Comme l'explique la vidéo de l'AFP ci-dessous, l'acronyme BRIC a été inventé en 2001 par l'économiste britannique Jim O'Neill pour désigner les économies émergentes du Brésil, de la Russie, de l'Inde et de la Chine. Leur premier sommet a eu lieu en Russie en 2009 en réponse à la crise financière. L'Afrique du Sud a rejoint le groupe en 2010 et celui-ci est maintenant connu sous le nom de Brics. Ces cinq pays représentent plus de 40% de la population mondiale et près d'un quart du PIB de la planète.
Des liens étroits entre Pretoria et Moscou
M. Poutine a été convié au sommet des Brics prévu en août même si ce mandat d'arrêt "est évidemment un sujet de préoccupation", a déclaré fin mars à la presse la ministre sud-africaine des Affaires étrangères, Naledi Pandor.
L'Afrique du Sud est membre de la CPI et a obligation d'exécuter le mandat d'arrêt au cas où M. Poutine entrerait sur son territoire. Selon Mme Pandor, le gouvernement doit encore se réunir pour "décider de la meilleure façon d'agir".

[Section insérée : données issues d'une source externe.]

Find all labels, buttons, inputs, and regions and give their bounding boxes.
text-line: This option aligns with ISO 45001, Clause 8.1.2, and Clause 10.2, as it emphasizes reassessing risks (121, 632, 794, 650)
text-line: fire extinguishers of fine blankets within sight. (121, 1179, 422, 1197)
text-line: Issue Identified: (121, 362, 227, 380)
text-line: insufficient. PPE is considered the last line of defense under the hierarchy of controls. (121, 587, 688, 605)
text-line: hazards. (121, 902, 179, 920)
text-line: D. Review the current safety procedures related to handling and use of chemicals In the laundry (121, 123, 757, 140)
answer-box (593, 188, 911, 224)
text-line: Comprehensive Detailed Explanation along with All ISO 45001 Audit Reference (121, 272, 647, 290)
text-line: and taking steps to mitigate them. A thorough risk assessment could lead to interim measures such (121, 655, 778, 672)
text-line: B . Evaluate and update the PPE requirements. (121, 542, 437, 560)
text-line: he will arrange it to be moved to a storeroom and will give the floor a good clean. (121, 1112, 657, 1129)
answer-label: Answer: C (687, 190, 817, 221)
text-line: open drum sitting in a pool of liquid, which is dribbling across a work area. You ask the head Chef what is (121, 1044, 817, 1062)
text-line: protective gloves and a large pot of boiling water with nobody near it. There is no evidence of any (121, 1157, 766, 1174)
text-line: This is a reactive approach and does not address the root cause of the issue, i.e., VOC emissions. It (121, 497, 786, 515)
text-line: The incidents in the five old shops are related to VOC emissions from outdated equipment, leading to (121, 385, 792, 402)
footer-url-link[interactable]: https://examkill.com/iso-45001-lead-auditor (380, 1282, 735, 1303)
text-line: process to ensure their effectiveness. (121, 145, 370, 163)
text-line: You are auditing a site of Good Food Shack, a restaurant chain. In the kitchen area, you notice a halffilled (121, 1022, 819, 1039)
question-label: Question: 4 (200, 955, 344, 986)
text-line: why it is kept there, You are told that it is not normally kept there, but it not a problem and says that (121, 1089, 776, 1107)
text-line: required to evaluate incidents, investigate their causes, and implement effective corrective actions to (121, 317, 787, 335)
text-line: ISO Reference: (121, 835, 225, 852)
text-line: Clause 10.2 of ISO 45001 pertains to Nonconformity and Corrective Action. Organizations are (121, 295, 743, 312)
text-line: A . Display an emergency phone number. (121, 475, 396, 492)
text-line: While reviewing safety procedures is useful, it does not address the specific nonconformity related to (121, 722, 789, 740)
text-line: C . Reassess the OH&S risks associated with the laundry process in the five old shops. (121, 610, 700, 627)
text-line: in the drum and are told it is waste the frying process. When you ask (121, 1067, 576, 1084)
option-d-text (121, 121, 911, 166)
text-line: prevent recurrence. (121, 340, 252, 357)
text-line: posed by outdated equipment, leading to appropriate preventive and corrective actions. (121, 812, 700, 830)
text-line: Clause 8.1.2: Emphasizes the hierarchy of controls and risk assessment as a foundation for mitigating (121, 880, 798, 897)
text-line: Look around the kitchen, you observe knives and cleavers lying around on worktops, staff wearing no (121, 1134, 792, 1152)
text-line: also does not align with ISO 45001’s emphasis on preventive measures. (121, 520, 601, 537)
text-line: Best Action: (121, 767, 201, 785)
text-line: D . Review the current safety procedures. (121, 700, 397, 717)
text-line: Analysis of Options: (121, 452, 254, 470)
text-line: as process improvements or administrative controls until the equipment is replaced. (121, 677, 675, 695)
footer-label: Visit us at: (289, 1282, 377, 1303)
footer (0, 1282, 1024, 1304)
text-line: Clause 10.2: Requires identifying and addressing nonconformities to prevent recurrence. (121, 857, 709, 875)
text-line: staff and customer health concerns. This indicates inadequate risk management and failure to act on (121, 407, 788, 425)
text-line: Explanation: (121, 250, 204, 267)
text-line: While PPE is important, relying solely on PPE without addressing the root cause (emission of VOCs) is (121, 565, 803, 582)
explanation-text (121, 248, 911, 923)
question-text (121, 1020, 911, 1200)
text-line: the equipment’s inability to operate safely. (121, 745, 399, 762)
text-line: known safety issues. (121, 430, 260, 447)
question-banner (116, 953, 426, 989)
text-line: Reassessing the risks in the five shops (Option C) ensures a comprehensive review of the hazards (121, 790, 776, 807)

Le 1er avril, le Congrès national africain (ANC) au pouvoir en Afrique du Sud a annoncé avoir envoyé des hauts représentants en Russie pour une "visite de travail" de 48 heures avec le parti Russie unie du président Vladimir Poutine, incluant "des discussions sur un réajustement de l'ordre mondial", a rapporté une dépêche de l’AFP (archivée ici).
"Cette visite répond à une invitation du parti Russie unie, plus grand parti politique russe, allié et ami de longue date de l'ANC", a déclaré le parti sud-africain dans un communiqué.
Elle "inclut des discussions sur un réajustement de l'ordre mondial afin d'inverser les conséquences du néocolonialisme et du monde unipolaire qui prévalait auparavant", a-t-il précisé.
L'Afrique du Sud est critiquée depuis le début de la guerre en Ukraine pour sa proximité avec Moscou. Pretoria affirme respecter une position "neutre" et refuse de se joindre aux appels occidentaux à condamner la Russie, expliquant vouloir favoriser le dialogue.
Le pays d'Afrique australe a par ailleurs accueilli en février des exercices navals avec la Russie et la Chine au large de ses côtes, suscitant l'"inquiétude" sur la scène internationale.
Le ministre russe des Affaires étrangères, Sergueï Lavrov, s'est rendu en visite officielle à Pretoria en janvier. Les liens entre l'Afrique du Sud et la Russie remontent à l'époque de l'apartheid, le Kremlin ayant apporté son soutien à l'ANC dans la lutte contre le régime raciste.